Bazı Kızlar Isırır (Chicago Vampirleri Serisi, #1) - Chloe Neill Bu yazı 3. Blog Turumuz olarak yayınlanmıştır.

Her yazar paranormal bir kitap yazarken mitleri vs. kendine göre kurguluyor. Bu kitapta da durum değişmemiş. Yazarın yarattığı dünyada vampirler kendilerini ifşa ediyorlar. Aaaa gibi bir tepkinin ardından her zamanki gibi hedefleri uğruna hareket eden vampirlerle tanışıyoruz.

Chicago şehri vampirler için bir yuva durumunda. Şehirde vampir evleri var. Her evin bir hükümdarı, evin kurallarına uyan vampirleri ve belli bir sistemi var. Chicago’da işte bu şekil evlerden en büyük ve köklüleri bulunuyor. Her vampir hangi hükümdar tarafından dönüştürülürse o eve ait oluyor. Tabi bu sisteme uymayan yok mu diye düşüneceksiniz, o da var. Serseriler adı altında hiçbir eve bağlılık göstermeyen bir grup var. Ama onların da kendilerince bir lideri ve yöntemi var, Merit başkaldırının bile düzenli oluşunu garip buluyor, ben de katılıyorum ona.

Merit kim peki? Asıl karakterimiz olan Merit, şehrin önde gelen ailelerinden birine mensup ama ailesi ile arası hiç iyi değil. Duygusuz ve çıkarlarını düşünen anne baba yerine, polislik yapmış olan dedesi ile anlaşabiliyor. Hatta dedesi ile arasındaki ilişki çok özel. Merit, okulda dolanırken bir saldırıya uğruyor ve o sıralarda orada bulunan Ethan Sullivan adlı vampir hükümdarı tarafından dönüştürülüyor ve Cadogan Evi'ne dahil oluyor. Ama Merit'in vampirliği kabul etmesi biraz zor oluyor.

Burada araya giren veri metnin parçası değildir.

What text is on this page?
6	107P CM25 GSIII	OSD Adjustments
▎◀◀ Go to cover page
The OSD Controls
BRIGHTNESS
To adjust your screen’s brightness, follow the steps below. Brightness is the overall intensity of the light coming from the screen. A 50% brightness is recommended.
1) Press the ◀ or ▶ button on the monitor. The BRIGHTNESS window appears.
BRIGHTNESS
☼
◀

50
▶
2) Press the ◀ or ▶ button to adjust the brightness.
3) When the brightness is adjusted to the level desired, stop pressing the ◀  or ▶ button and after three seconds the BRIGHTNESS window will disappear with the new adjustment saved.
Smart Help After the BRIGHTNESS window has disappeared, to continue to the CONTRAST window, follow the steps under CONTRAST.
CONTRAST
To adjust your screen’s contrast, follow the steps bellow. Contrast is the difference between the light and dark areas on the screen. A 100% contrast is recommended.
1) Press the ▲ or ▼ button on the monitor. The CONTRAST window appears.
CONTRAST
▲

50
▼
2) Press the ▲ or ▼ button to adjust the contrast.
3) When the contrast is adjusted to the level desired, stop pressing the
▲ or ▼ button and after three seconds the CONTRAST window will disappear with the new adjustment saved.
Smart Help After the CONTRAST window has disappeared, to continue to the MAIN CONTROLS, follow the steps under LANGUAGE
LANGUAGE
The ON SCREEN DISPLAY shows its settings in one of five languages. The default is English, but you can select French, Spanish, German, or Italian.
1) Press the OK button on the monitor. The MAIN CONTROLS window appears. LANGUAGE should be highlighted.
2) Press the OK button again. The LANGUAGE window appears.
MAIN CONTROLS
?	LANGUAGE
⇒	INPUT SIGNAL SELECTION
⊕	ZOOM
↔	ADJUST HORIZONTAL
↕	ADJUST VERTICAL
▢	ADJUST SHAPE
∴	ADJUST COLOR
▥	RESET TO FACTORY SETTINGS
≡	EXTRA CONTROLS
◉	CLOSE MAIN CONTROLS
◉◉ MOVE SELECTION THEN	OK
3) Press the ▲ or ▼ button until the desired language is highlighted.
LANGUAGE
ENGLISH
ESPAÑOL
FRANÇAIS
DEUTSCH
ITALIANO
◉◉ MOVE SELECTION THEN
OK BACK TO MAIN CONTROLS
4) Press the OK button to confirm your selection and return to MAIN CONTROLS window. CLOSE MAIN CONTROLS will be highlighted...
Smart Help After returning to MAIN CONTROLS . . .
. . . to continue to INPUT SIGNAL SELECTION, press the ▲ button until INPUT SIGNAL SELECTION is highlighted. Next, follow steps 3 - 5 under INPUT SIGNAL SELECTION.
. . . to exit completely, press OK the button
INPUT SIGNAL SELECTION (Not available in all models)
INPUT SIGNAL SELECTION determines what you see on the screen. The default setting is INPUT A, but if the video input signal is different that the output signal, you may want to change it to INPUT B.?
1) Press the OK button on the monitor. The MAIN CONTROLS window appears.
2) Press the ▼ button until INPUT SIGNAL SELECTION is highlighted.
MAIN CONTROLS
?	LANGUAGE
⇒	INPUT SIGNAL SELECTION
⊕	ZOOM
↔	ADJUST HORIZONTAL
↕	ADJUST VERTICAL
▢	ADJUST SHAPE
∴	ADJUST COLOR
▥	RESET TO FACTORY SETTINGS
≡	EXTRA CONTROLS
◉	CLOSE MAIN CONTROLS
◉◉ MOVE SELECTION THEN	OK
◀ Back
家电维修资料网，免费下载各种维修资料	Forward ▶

Buradaki gariplik vampir olunca kızımızın çıldırmaması. 3 gün kadar canı kan istemiyor sonra açlık vuruyor onu, ilginç. Bir de herkes çok normal karşılıyor kızın vampirliğini. Ev arkadaşı dalga geçiyor, takılıyor hatta. Sonra bir de ev arkadaşının bir nevi cadı olduğu ortaya çıkıyor, o da bunu kabul edemiyor bir süre. Aslında başkalarına normal davranıyorlar da yaşayan kendileri olunca bunalım gibi bir şey geçiriyorlar, o da ilginç.

Merit, büyükbabasının şehirdeki paranormal ilişkilerle şehir yönetimi arasında bir görevde bulunduğunu öğreniyor. Takım arkadaşları şekil değiştirici, bir büyücü ve içeriden bilgi sızdıran ve kimliğini bilmediğimiz bir vampir. Buradaki büyücü Merit’in ev arkadaşına tutuluyor, tabi kız da ona tutuluyor ve Merit evden ayrılıp Cadogan Evi’ne yerleşmeyi düşünüyor, o derece.

Merit ile kimin arasında bir elektriklenme var peki? Ethan tabi ki de. Evin hükümdarı ile aralarındaki ilişki bir garip. Yemin töreninde Ethan onu evin koruyucusu yapıyor, ondan birkaç gün önce de metresvari bir şeyi olmasını öneriyor. Her ne kadar Merit şiddetle reddetse de kitap boyunca “kabul etseydim” düşüncelerini yaşıyor.

Kitaptaki asıl olay ise bazı kızların, şaşırtıcı derecede Merit’e benzeyenlerin vampirler tarafından öldürülmeleri. Merit bu olaydan sağ çıkmayı başaran tek kişi. Bütün bu cinayetlerin arkasında ise hain bir plan var, büyük bir açgözlülükle oluşturulmuş bir plan. Merit’in eve olan sadakatini gösterdiği final kısmı ile olayın sorumlusu yakalansa da, olayın yankıları daha sürecek gibi görünüyor.

Kitabı diğer vampir romanlarına göre fazla sevmedim. Öncelikle Ethan kesinlikle sabır gerektiren bir karakter. İleride de bu durumun pek değişeceğini sanmadığımdan seriye bir mola versem mi vermesem mi kararsızım. Yazarın yarattığı dünya da bana pek sarmadı, siyasetle çok haşır neşir geçecekmiş gibi bir havası da var. İkinci kitapta bu ay içinde yayınlanacak, belki bir şans daha verebilirim. Büyücü çift okumaya değer aslında. Merit’in amazona dönüşmesi de artı bir etken. Ama diğer türlü bakarsak, çok da bir özelliği yoktu kitabın. Ya da artık belli başlı şeylere alıştığımdan belki, beni şaşırtmayan kitaplar çok da etkilemiyor artık.